Aleijda Wolfsen (22 October 1648 – 25 August 1692), was a Dutch Golden Age painter.

==Biography==
She was born in Zwolle as the daughter of the wealthy mayor Hendrik Wolfsen (1615-1684), and Aleijda Verwers (1626-1665) in the house on the Grote Aa bij de Wal, that was later renamed to Melkmarkt 53. Her father held important political offices and in 1657 the family moved to The Hague, though the house in Zwolle was kept on. Young Aleijda became a pupil of Caspar Netscher. She was a friend of the family, who she may have known from Zwolle, where Netscher had been a pupil of Gerard ter Borch. Her name appeared often as witness to the birth of Netscher's children. In 1665 Aleijda's mother died in childbirth with her 11th baby. Her father remarried three years later in 1668, but not before Aleijda herself had married the mayor of Zwolle Pieter Soury on 5 October 1667 in Rijswijk. She moved into the Zwolle house with her husband and like her father had done, kept the house on despite moving with her husband for a few years to The Hague and Amsterdam.

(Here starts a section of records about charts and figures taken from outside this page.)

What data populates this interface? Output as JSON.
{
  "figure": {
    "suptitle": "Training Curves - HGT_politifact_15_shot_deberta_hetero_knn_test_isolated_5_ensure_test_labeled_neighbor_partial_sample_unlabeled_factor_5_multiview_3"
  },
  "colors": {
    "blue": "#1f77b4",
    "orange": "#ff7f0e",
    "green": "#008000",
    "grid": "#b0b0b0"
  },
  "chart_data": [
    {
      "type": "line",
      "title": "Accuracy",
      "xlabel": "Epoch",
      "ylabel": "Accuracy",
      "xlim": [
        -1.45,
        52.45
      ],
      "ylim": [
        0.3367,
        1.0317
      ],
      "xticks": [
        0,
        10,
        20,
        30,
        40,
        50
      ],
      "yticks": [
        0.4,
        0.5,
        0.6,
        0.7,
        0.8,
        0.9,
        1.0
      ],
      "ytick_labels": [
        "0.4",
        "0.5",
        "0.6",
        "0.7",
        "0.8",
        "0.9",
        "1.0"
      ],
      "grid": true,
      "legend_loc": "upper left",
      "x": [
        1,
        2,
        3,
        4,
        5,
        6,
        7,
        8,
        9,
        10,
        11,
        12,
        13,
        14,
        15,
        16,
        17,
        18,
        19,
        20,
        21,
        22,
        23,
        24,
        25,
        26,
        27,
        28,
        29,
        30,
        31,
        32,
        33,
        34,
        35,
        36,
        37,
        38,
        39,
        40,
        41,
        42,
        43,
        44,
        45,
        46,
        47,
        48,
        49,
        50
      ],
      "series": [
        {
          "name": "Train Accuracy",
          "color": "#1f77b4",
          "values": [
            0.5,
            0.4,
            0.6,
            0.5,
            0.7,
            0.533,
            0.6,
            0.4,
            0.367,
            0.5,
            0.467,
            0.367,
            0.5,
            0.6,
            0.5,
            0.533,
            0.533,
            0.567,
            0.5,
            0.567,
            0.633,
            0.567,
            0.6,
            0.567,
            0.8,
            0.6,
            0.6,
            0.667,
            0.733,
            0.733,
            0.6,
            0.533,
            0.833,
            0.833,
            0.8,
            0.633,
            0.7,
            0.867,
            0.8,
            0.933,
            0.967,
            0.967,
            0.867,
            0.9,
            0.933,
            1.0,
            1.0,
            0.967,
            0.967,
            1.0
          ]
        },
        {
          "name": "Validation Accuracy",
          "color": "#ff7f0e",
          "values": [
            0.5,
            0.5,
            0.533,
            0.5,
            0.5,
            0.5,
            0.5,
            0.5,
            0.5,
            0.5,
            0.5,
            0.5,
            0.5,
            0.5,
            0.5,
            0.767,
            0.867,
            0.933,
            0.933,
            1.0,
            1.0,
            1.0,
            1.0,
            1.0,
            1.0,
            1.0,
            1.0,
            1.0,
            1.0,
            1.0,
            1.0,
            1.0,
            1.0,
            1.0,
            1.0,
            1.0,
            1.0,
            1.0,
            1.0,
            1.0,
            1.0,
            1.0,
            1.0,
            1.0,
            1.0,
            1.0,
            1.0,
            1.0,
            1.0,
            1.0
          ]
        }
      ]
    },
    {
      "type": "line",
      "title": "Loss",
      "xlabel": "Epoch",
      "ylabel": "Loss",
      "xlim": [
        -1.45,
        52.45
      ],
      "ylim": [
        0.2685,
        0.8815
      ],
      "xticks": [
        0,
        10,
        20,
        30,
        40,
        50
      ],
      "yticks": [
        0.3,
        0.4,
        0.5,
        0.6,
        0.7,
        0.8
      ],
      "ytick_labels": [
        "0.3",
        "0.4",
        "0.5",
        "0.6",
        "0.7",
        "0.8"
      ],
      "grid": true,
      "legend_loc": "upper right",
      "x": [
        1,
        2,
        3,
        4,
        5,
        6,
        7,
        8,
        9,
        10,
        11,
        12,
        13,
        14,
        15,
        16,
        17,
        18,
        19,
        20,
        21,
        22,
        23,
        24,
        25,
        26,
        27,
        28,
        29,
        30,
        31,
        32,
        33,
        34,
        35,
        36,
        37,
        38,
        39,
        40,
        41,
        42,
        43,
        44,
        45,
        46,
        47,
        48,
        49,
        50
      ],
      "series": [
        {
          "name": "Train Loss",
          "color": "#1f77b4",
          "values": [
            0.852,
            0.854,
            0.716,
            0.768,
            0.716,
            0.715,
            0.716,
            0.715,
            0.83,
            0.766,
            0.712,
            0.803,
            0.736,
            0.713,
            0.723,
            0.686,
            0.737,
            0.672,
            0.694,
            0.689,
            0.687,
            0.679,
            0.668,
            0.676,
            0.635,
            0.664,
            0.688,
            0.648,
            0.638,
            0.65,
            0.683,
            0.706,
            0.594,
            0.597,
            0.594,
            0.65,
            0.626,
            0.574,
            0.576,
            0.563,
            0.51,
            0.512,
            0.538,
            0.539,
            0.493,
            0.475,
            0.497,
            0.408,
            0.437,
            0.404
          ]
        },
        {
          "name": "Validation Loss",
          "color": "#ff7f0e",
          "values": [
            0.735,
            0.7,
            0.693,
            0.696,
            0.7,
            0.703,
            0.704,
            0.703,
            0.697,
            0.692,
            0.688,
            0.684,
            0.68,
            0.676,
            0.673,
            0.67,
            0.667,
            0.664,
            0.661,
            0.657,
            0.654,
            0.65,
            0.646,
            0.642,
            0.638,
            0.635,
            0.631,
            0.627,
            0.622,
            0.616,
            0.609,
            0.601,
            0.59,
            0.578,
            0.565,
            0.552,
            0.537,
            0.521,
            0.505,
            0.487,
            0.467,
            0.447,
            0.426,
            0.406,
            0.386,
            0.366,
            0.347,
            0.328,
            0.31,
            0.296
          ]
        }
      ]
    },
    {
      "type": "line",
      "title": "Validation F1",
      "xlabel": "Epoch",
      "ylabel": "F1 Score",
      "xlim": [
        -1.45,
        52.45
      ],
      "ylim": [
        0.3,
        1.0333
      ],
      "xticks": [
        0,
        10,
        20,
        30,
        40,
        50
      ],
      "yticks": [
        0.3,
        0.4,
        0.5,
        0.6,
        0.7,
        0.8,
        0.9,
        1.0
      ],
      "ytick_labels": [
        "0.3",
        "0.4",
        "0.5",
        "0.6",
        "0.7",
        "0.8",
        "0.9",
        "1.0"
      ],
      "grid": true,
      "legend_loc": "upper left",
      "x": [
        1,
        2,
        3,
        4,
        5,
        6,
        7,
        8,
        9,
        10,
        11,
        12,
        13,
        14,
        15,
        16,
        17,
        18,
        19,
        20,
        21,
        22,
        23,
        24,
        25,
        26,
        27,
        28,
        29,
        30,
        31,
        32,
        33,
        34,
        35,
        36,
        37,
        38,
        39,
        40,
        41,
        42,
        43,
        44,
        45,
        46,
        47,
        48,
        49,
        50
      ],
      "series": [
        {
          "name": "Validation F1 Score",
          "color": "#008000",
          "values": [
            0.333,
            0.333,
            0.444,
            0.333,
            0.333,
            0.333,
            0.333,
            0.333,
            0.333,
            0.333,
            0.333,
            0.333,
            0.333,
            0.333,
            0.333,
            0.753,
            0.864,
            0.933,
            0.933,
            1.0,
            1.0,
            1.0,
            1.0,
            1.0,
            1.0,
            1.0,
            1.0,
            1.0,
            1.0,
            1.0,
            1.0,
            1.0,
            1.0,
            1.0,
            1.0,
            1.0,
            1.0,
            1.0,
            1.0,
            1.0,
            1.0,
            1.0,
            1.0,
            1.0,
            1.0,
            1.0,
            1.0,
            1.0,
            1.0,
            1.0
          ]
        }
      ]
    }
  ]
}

She kept on with her painting after her marriage, which was unusual for her time. Her father wrote a poem in an album kept by Gesina ter Borch in 1660, indicating that the family socialized in artist circles.

==Works==
Her earliest signed work is from 1670, and her latest work was dated 1691. Her works are mostly portraits in the family circle of friends, with a few historical allegories. Aleijda was widely known and respected as a painter, and is recorded as painting the portrait of William III of England in 1674. Her biography was included by Jacob Campo Weyerman who called her a 'Penseel-Prinses' (brush princess).
She died in childbirth with her fifteenth baby who was buried with her, and was survived by ten children in the ages 2–22.